Dalam Rapat Paripurna DPR RI ke-8 masa persidangan II Tahun Sidang 2025-2026, Selasa (18/11/2025) hari ini, DPR RI resmi mengesahkan Rancangan Kitab Undang-Undang Hukum Acara Pidana (RKUHAP) menjadi undang-undang. Pengesahan dilakukan setelah delapan fraksi di Panitia Kerja (Panja) Komisi III DPR dan pemerintah sepakat membawa pembahasan RKUHAP ke tingkat II untuk disahkan menjadi undang-undang.
Rapat ini dipimpin oleh Ketua DPR RI Puan Maharani, didampingi Wakil Ketua DPR Sufmi Dasco Ahmad, Cucun Ahmad Syamsurijal, Adies Kadir, dan Saan Mustopa.

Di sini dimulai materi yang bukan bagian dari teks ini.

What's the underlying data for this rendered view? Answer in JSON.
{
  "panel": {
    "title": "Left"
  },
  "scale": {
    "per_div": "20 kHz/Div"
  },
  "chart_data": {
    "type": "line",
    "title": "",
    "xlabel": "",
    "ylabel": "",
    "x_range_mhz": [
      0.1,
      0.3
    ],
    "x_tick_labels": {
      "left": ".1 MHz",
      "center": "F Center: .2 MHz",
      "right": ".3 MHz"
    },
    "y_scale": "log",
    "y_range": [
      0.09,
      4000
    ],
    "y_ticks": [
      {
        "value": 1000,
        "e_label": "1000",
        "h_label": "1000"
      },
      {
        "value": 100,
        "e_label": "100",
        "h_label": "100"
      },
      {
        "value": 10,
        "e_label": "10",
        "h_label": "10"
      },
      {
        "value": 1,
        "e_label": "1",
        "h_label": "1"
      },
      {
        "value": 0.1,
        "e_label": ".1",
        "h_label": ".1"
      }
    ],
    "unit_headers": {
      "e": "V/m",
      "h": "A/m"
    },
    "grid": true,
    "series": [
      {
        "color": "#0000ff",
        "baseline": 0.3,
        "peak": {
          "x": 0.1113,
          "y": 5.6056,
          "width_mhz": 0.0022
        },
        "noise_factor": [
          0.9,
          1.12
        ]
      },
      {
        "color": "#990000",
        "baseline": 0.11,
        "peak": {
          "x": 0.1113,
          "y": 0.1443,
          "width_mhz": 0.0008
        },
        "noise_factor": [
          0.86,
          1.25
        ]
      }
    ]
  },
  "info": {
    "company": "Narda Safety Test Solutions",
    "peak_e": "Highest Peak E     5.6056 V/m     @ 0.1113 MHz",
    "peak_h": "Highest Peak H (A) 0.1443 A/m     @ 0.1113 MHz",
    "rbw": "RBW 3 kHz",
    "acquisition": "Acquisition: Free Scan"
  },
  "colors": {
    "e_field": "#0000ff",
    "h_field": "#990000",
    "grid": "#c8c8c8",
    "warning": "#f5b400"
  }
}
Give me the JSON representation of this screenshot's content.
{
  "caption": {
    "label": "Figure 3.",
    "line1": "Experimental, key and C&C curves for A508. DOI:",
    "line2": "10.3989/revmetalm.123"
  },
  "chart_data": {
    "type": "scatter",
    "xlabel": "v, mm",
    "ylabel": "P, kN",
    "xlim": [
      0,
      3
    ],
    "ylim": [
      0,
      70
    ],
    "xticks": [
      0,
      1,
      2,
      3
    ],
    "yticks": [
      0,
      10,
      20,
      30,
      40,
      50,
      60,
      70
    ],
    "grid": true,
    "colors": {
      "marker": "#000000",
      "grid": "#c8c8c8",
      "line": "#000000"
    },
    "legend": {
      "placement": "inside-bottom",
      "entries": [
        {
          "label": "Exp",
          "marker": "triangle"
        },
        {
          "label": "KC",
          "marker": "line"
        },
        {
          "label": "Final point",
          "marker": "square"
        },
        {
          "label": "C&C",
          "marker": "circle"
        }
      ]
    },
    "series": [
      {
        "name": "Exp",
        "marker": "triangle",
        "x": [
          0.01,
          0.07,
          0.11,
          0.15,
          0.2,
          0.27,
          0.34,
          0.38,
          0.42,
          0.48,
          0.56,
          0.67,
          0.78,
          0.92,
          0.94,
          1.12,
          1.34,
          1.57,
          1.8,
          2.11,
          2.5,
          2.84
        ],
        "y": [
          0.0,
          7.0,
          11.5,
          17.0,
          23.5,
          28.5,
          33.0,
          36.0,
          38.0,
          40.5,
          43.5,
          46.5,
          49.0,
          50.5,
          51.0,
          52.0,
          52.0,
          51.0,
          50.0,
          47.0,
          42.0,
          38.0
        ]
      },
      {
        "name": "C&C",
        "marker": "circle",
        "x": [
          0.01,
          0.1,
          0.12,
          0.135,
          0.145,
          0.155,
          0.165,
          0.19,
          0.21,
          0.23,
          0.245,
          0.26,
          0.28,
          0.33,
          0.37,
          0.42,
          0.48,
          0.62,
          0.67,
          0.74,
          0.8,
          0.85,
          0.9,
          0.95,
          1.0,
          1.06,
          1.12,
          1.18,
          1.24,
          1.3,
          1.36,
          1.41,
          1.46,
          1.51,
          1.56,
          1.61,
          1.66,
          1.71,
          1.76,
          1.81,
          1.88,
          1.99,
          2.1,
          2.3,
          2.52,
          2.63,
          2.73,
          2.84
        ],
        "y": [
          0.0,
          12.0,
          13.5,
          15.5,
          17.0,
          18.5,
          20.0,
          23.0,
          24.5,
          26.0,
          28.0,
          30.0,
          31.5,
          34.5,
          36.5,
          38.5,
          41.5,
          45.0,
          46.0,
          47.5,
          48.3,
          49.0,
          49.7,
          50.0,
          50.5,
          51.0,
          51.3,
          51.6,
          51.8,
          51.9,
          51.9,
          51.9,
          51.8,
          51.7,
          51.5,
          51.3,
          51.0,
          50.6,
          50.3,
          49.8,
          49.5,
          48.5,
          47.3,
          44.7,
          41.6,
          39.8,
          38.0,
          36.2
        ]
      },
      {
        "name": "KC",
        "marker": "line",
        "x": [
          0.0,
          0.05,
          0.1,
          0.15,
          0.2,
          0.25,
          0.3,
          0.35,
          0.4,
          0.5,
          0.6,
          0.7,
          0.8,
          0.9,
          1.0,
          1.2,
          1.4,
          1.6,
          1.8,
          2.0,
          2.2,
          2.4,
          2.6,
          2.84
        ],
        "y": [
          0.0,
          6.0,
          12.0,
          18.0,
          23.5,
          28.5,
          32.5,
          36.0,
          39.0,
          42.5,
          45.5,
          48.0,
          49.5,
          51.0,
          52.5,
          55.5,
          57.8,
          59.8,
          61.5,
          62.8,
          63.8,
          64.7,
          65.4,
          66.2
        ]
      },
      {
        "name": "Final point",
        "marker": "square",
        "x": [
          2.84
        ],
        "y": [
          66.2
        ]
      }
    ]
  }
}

Rapat Paripurna DPR ini juga dihadiri oleh Menteri Hukum (Menkum) Supratman Andi Agtas, Wakil Menteri Sekretaris Negara (Wamensesneg) Bambang Eko Suhariyanto, dan Wamenkum Edward Omar Sharif Hiariej.
Adapun pengesahan ini dilakukan meskipun berbagai elemen masyarakat menyatakan penolakan terhadap RKUHAP. Sejumlah organisasi yang tergabung dalam Koalisi Masyarakat Sipil untuk Pembaruan KUHAP menilai sejumlah pasal dalam rancangan tersebut berpotensi membuka ruang penyalahgunaan kewenangan oleh aparat penegak hukum. Koalisi menyebut pengaturan soal penggeledahan, penyitaan, dan penyadapan dalam draf RUU KUHAP memberi celah manipulasi dan rekayasa kasus.
“Potensi rekayasa oleh aparat akan semakin tinggi dan mengakibatkan korban tak bersalah rawan berjatuhan,” tulis pernyataan Koalisi dalam undangan aksi yang digelar pada Selasa (18/11/2025).
Menurut Koalisi, penguatan kewenangan penyidik dalam draf tersebut juga membuka ancaman terhadap kebebasan sipil, terutama terkait privasi dan hak warga negara untuk bebas dari tindakan sewenang-wenang.